Through a gift from The J.M. Smucker Co., the Institute for Leadership Advancement was founded in 2012, offering leadership training to students of all majors, including global immersion experiences in Jamaica, Haiti and other countries. Recently, the institute sponsored a trip to Silicon Valley, in which students learned directly from leaders of the largest tech companies in the world.
Over the past five years, the CBA has further solidified its reputation for excellence. In 2016, it was ranked among the top 50 undergraduate business schools at public universities by Bloomberg Businessweek. In 2019, the college’s Financial Planning Program was ranked 11th in the country by WealthManagement.com. The CBA was also named one of the top 100 undergraduate business schools by Poets&Quants in its best of 2020 rankings.
Students are seen here in the Fisher Institute for Professional Selling, the world’s second-oldest university-based sales institute.

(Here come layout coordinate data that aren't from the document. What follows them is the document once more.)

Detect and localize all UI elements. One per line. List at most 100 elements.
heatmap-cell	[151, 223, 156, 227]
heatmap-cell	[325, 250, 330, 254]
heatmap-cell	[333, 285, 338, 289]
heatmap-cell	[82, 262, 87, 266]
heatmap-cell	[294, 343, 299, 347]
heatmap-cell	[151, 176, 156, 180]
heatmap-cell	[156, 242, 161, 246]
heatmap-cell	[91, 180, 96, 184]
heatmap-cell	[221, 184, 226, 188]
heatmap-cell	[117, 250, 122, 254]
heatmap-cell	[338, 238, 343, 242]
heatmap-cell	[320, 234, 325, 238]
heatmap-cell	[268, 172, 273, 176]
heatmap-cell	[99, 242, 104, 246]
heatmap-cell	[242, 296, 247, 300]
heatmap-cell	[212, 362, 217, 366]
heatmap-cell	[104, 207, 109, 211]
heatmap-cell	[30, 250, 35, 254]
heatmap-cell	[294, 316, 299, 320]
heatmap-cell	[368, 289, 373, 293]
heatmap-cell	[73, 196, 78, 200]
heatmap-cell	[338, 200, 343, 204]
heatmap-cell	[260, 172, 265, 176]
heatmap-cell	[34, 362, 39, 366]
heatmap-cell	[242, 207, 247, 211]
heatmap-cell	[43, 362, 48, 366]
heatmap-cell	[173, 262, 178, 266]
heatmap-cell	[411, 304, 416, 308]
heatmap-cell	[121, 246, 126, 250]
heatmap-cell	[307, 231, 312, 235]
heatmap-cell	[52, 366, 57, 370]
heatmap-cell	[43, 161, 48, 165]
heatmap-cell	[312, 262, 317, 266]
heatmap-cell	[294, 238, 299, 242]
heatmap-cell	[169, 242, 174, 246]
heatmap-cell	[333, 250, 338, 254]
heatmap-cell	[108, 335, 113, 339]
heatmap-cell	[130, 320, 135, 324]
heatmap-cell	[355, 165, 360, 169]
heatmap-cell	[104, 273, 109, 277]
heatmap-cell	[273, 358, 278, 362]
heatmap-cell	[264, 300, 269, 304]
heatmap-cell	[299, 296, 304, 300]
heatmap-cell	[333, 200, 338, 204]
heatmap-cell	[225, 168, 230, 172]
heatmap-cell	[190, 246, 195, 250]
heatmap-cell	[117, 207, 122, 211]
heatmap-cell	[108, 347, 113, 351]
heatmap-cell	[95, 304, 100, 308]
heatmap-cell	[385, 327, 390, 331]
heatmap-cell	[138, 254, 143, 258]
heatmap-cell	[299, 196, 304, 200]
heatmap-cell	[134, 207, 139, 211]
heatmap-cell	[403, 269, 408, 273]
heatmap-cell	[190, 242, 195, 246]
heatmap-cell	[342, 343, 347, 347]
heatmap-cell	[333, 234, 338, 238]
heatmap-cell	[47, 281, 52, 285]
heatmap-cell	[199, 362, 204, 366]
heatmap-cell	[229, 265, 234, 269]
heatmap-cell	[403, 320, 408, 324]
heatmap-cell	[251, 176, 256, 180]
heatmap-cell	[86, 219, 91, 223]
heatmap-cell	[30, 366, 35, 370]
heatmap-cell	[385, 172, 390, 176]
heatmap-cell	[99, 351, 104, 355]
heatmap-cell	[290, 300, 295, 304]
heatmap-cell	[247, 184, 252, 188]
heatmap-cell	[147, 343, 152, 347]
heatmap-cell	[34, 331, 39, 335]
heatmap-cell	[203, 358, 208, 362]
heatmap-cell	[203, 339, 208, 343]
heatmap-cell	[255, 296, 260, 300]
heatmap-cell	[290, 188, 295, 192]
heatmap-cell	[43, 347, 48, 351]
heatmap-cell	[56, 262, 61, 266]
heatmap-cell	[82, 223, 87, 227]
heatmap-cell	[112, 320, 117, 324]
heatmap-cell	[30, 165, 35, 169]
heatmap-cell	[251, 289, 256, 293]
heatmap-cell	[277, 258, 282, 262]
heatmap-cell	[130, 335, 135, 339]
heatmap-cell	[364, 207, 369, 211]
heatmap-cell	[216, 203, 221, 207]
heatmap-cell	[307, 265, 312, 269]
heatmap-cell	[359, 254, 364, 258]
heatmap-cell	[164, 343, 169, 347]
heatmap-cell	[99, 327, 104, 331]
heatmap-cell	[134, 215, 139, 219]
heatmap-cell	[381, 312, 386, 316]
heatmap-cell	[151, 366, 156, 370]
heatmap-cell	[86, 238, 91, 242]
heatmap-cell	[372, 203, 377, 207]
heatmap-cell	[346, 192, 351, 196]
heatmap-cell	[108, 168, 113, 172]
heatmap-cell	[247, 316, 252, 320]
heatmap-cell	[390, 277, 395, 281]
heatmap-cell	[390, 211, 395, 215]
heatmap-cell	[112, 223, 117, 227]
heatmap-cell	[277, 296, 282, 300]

Last year, the college opened the doors to its 11,850-square-foot Anthony J. Alexander Professional Development Center, built with the support of 280 donors from the Northeast Ohio business community. The center was created in response to advice from the more than 270 business professionals from throughout the region who serve on the CBA’s Advancement Council and advisory boards.
Today, the CBA continues to inigorate the local business community, with more than 500 alumni occupying C-suite, or executive, positions in Northeast Ohio alone, and about 900 alumni occupying C-suite positions throughout the country. In total, the CBA has produced more than 33,000 proud alumni who have kept alive the entrepreneurial spirit of John R. Buchtel.
All historic images are courtesy of Archival Services of University Libraries at The University of Akron.